Fusione Borgonovo-Ziano: come ottenere la certificazione per accompagnamento al voto

Chi ha diritto all'accompagnamento al voto può rivolgersi alla palazzina in via Seminò 20 davanti all'ospedale di Borgonovo nella giornata di giovedì 3 marzo dalle 10 alle 12

Immagine di repertorio

In occasione del referendum regionale consultivo del 6 marzo, nel quale si voterà per la fusione dei comuni di Borgonovo e Ziano, l'unità operativa Medicina legale dell'Azienda Usl di Piacenza comunica che è possibile ottenere le certificazioni per l'accompagnamento al voto degli elettori fisicamente impediti. 

Gli aventi diritto possono rivolgersi a Borgonovo, via Seminò 20, palazzina di fronte all'ospedale (piano terra, ambulatorio vaccinazioni), nella giornata di giovedì 3 marzo dalle 10 alle 12 con accesso diretto. 

Coloro che richiedono il certificato di accompagnamento al voto dovranno essere inderogabilmente provvisti di tessera elettorale, documento di riconoscimento ed eventuale documentazione clinica relativa all'infermità.

Per evitare contestazioni si ricorda che, ai sensi della normativa:

- hanno diritto di farsi assistere durante la votazione solamente coloro che per infermità non sono in grado di votare di persona (nel senso che non sono in grado di tracciare la croce sul simbolo elettorale)

- non ne hanno invece diritto coloro che sono affetti da infermità di ordine psichico, i soggetti affetti da demenza, i soggetti con sindrome di Down, ecc (sono da ritenersi, ove non ci siano anche infermità fisiche di cui al precedente paragrafo, fisicamente idonei a esprimere il voto di persona)

- gli invalidi civili non ne hanno diritto per il solo fatto che godono dell'indennità di accompagnamento, ben diverso essendo il concetto di accompagnamento al seggio da quello di assistenza durante l'espressione del voto. I ciechi civili non devono presentare il certificato medico.
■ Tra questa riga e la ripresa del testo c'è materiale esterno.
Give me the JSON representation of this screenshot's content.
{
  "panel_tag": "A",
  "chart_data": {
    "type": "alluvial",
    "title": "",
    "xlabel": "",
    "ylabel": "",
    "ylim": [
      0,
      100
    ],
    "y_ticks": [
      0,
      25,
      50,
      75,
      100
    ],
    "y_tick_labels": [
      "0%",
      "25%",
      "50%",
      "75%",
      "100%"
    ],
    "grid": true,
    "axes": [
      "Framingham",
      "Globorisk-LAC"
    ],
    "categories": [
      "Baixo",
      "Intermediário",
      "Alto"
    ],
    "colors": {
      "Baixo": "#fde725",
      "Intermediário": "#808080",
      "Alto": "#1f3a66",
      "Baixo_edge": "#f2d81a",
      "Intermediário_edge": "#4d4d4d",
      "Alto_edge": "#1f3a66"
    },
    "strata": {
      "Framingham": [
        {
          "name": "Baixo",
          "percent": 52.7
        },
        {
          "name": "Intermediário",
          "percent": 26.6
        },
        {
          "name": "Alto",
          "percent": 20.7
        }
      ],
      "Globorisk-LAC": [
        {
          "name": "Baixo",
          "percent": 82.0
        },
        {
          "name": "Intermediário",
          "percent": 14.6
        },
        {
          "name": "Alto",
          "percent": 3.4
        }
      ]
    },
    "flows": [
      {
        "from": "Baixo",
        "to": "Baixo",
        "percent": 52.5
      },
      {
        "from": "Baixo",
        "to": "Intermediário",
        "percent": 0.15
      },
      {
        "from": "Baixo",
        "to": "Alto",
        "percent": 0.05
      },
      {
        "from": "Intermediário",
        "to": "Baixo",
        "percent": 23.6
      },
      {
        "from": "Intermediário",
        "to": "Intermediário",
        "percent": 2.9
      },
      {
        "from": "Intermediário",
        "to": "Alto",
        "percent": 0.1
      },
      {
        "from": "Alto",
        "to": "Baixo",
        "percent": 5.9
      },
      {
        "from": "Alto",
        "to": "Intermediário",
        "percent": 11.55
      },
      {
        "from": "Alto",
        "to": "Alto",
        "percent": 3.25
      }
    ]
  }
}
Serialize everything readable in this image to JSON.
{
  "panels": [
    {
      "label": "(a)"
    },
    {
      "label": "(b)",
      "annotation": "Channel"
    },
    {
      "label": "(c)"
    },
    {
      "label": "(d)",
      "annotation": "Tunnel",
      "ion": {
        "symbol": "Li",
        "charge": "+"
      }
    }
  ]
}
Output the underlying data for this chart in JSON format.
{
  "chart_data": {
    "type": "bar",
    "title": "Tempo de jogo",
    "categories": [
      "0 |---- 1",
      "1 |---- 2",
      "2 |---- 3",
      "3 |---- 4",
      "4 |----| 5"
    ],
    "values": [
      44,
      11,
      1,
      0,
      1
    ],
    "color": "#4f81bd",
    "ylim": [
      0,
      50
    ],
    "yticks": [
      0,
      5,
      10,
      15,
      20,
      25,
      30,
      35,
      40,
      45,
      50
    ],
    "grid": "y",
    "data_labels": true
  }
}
Per i ciechi civili è sufficiente l'esibizione del libretto nominativo di pensione nel quale sia indicata la categoria di "cieco civile".

Infine si ricorda che in base alla legge 17 del 5 febbraio 2003, gli elettori con impedimenti giudicati permanenti possono, con il certificato medico legale che li autorizza a farsi assistere da un accompagnatore nella cabina elettorale, chiedere, con apposita istanza da presentare al Comune presso le cui liste elettorali sono iscritti, di far annotare sulla tessera elettorale il diritto permanente al voto assistito.